In fact, the Bush tax cuts of 2001 and 2003 proved highly progressive. According to the Congressional Budget Office, the tax burden to the wealthiest top 1 percent increased from a 22.9 percent to a 25.3 percent share of overall tax liabilities.

According to The Wall Street Journal on July 21, 2008, “the top 1 percent of taxpayers, those who earn above $388,806, paid 40 percent of all income taxes in 2006, the highest share in at least 40 years. The top 10 percent in income, those earning more than $108,904, paid 71 percent . . . Americans with an income below the median paid a record low 2.9 percent of all income taxes, while the top 50 percent paid 97.1 percent.”

If the Bush tax cuts are allowed to expire, the capital gains tax will increase to 20 percent from 15 percent.

To understand the corrosive effect a capital gains tax increase has upon economic growth, all one needs to do is look back in history to the last time Congress foolishly increased the tax on capital gains tax.

After the 1986 Tax Reform Act, which increased the capital gains tax from 20 percent to 28 percent, “between 1986 and 1992 business fixed investment fell by half. Business investment in equipment fell by one-third over the same period” (Stephen Moore and John Silvia, Cato, 1995).

The tax rate on dividends will also increase, and will no longer be taxed at the capital gains rate for individuals, thereby increasing taxation of dividends to as much as 39.6 percent.
 
This will encourage debt finance over equity finance, reduce the payment of dividends to investors, and also hold back much needed investment capital.
 
Moreover, Obamacare will begin applying Medicare taxes to unearned income in 2013, such as dividends and capital gains — another nail in the coffin for investors. Combined with a Medicare tax increase from 2.9 percent to 3.8 percent for individuals with annual income over $200,000, the federal government expects to haul in $210 billion to pay for Obamacare.
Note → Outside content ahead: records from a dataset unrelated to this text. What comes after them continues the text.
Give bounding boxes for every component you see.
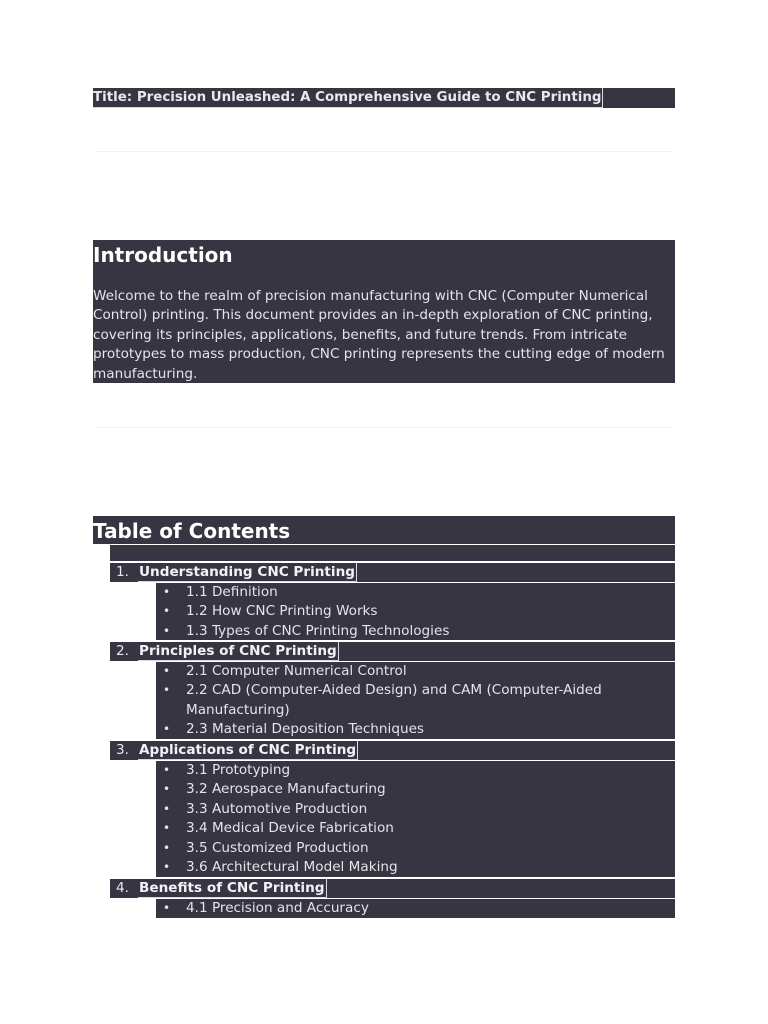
toc-section-number: 2. [116, 643, 129, 659]
toc-subitem: • 1.2 How CNC Printing Works [156, 602, 675, 621]
bullet-icon: • [163, 821, 171, 836]
introduction-body: Welcome to the realm of precision manufacturing with CNC (Computer Numerical Control) printing. This document provides an in-depth exploration of CNC printing, covering its principles, applications, benefits, and future trends. From intricate prototypes to mass production, CNC printing represents the cutting edge of modern manufacturing. [93, 288, 665, 382]
toc-subitems [156, 899, 675, 918]
document-title: Title: Precision Unleashed: A Comprehensive Guide to CNC Printing [93, 88, 603, 108]
toc-section-number: 4. [116, 880, 129, 896]
bullet-icon: • [163, 722, 171, 737]
toc-subitem: • 3.1 Prototyping [156, 761, 675, 780]
toc-section-number: 1. [116, 564, 129, 580]
bullet-icon: • [163, 782, 171, 797]
toc-subitem: • 3.2 Aerospace Manufacturing [156, 780, 675, 799]
bullet-icon: • [163, 585, 171, 599]
toc-subitem: • 1.1 Definition [156, 583, 675, 602]
bullet-icon: • [163, 604, 171, 619]
bullet-icon: • [163, 623, 171, 638]
toc-subitem: • 4.1 Precision and Accuracy [156, 899, 675, 918]
toc-section-row [110, 563, 675, 582]
toc-section-label: Applications of CNC Printing [139, 742, 357, 758]
toc-subitem: • 1.3 Types of CNC Printing Technologies [156, 622, 675, 641]
toc-subitems [156, 583, 675, 640]
toc-blank-row [110, 545, 675, 561]
bullet-icon: • [163, 683, 171, 698]
toc-section-number: 3. [116, 742, 129, 758]
toc-section-row [110, 642, 675, 661]
toc-subitems [156, 761, 675, 877]
bullet-icon: • [163, 840, 171, 855]
document-title-bar [93, 88, 675, 108]
toc-section-row [110, 741, 675, 760]
bullet-icon: • [163, 860, 171, 875]
toc-subitem: • 3.6 Architectural Model Making [156, 858, 675, 877]
toc-subitem: • 2.1 Computer Numerical Control [156, 662, 675, 681]
toc-subitem: • 3.4 Medical Device Fabrication [156, 819, 675, 838]
toc-subitems [156, 662, 675, 739]
toc-section-row [110, 879, 675, 898]
toc-heading: Table of Contents [93, 519, 291, 543]
toc-section-label: Principles of CNC Printing [139, 643, 337, 659]
introduction-section [93, 240, 675, 383]
bullet-icon: • [163, 763, 171, 777]
toc-section-label: Benefits of CNC Printing [139, 880, 325, 896]
divider [95, 427, 673, 428]
bullet-icon: • [163, 801, 171, 816]
toc-subitem: • 2.2 CAD (Computer-Aided Design) and CAM (Computer-Aided Manufacturing) [163, 682, 602, 718]
introduction-heading: Introduction [93, 243, 233, 267]
toc-section-label: Understanding CNC Printing [139, 564, 355, 580]
toc-subitem: • 3.5 Customized Production [156, 839, 675, 858]
toc-subitem: • 2.3 Material Deposition Techniques [156, 720, 675, 739]
bullet-icon: • [163, 664, 171, 678]
divider [95, 151, 673, 152]
toc-subitem: • 3.3 Automotive Production [156, 800, 675, 819]
bullet-icon: • [163, 901, 171, 915]
toc-heading-bar [93, 516, 675, 544]
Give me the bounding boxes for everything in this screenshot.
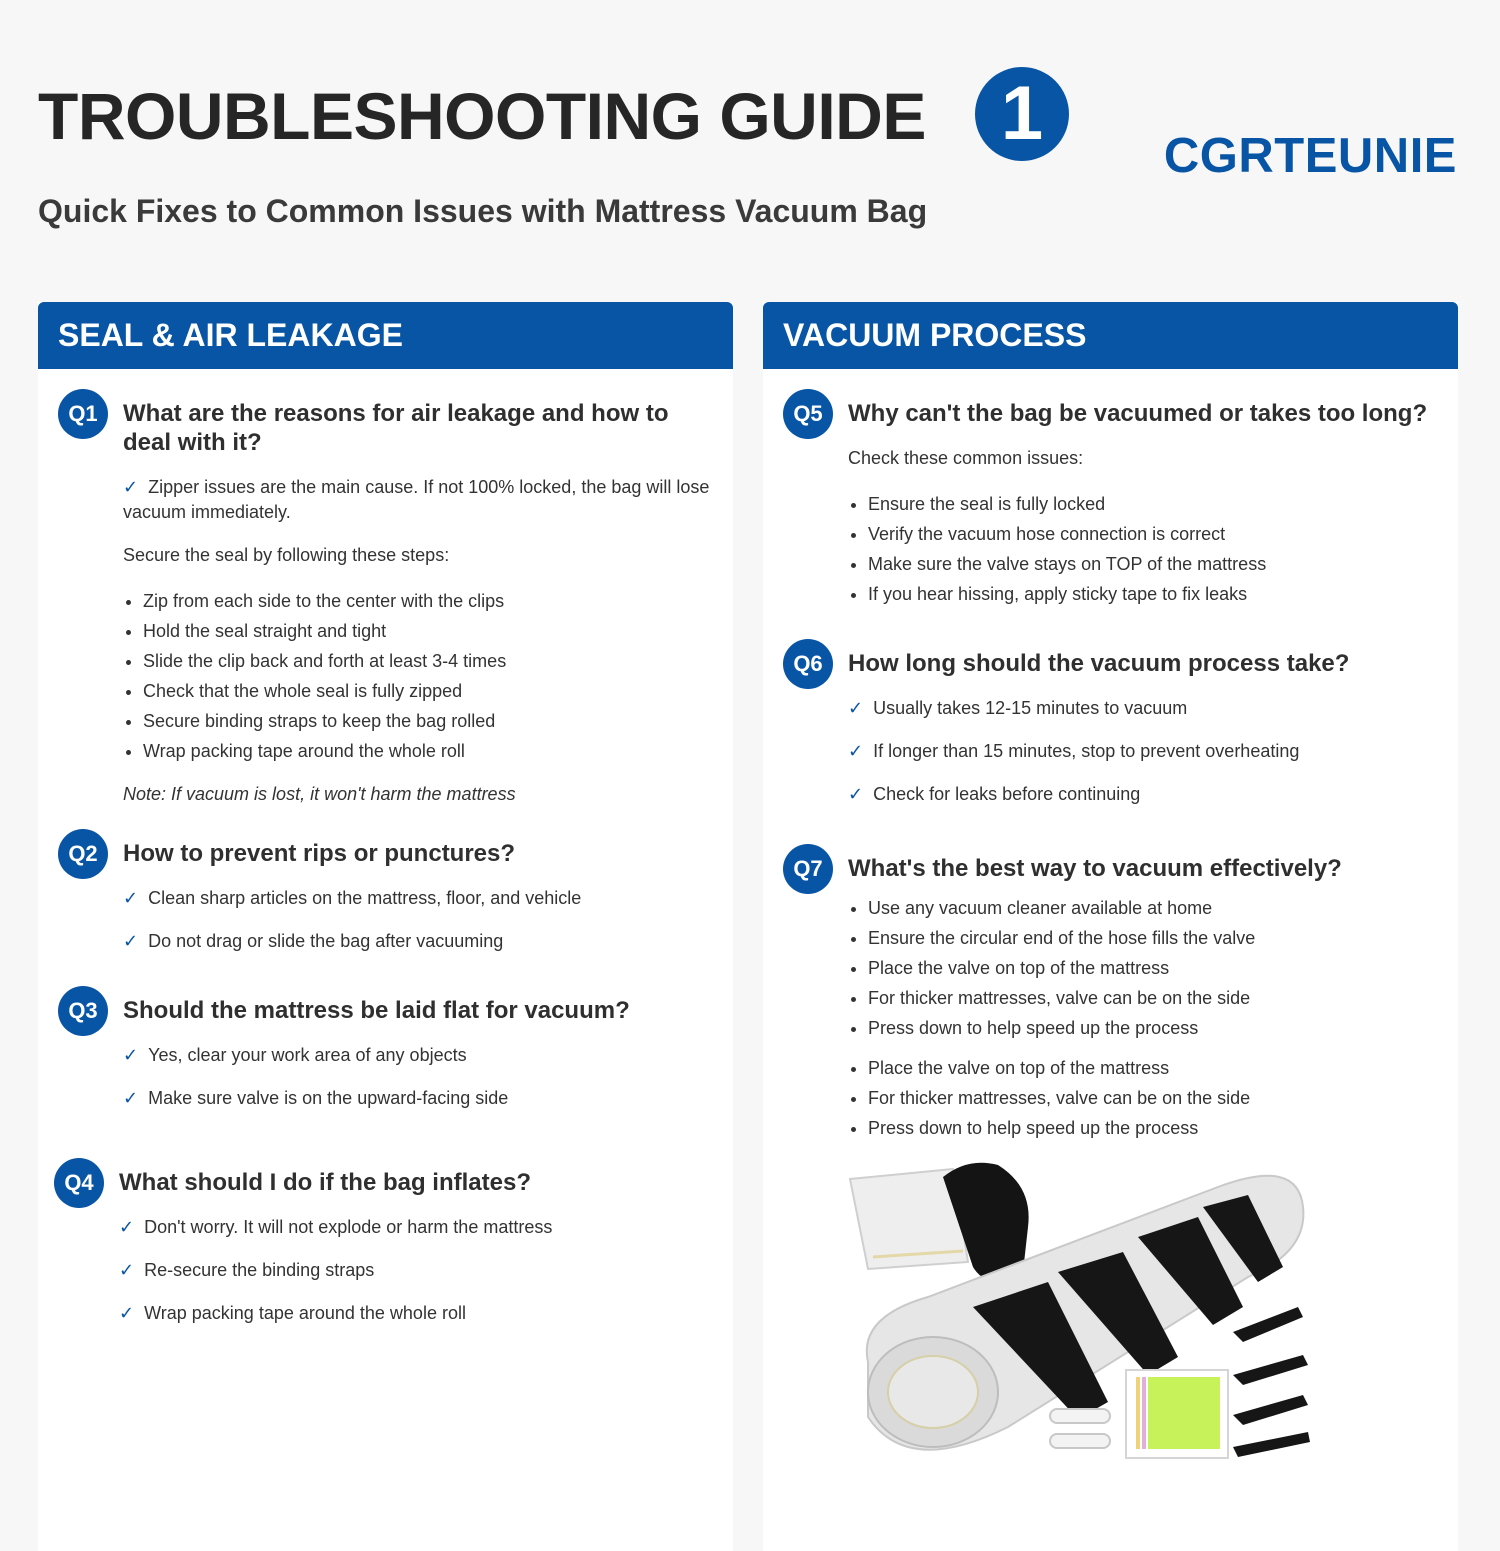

Perhaps the most destructive of all taxes is the inheritance or gift tax, more commonly known as the “death tax.”  This tax, which will increase to 55 percent on Jan. 1, 2011, strikes at the very foundation of savings, capital formation, and investment.
 
Resurrecting the death tax, which dropped to zero in 2010, creates the perverse incentive for individuals to consume their wealth as opposed to investing or saving it to pass on to the next generation.  

The death tax often can break up a family business and kill off jobs by forcing the liquidation of a company’s assets merely to pay the federal tax due, which is assessed upon non-liquid capital, such as equipment and property.

While some in Congress believe the death tax can be made more fair by providing for an exemption for smaller estates, the fact is, the larger the estate the more destructive the tax to savings, capital formation, and investment.

According to Daniel J. Mitchell, a senior economist at the Cato Institute, “Scholars who have examined this issue estimate that the death tax has reduced America's stock of saving and investment by nearly $850 billion. Moreover, the death tax is a job killer, reducing employment by 1.5 million.”

In the middle of the worst recession in recent history, now is not the time to raise taxes. Congress should fully and permanently renew the Bush tax cuts this year.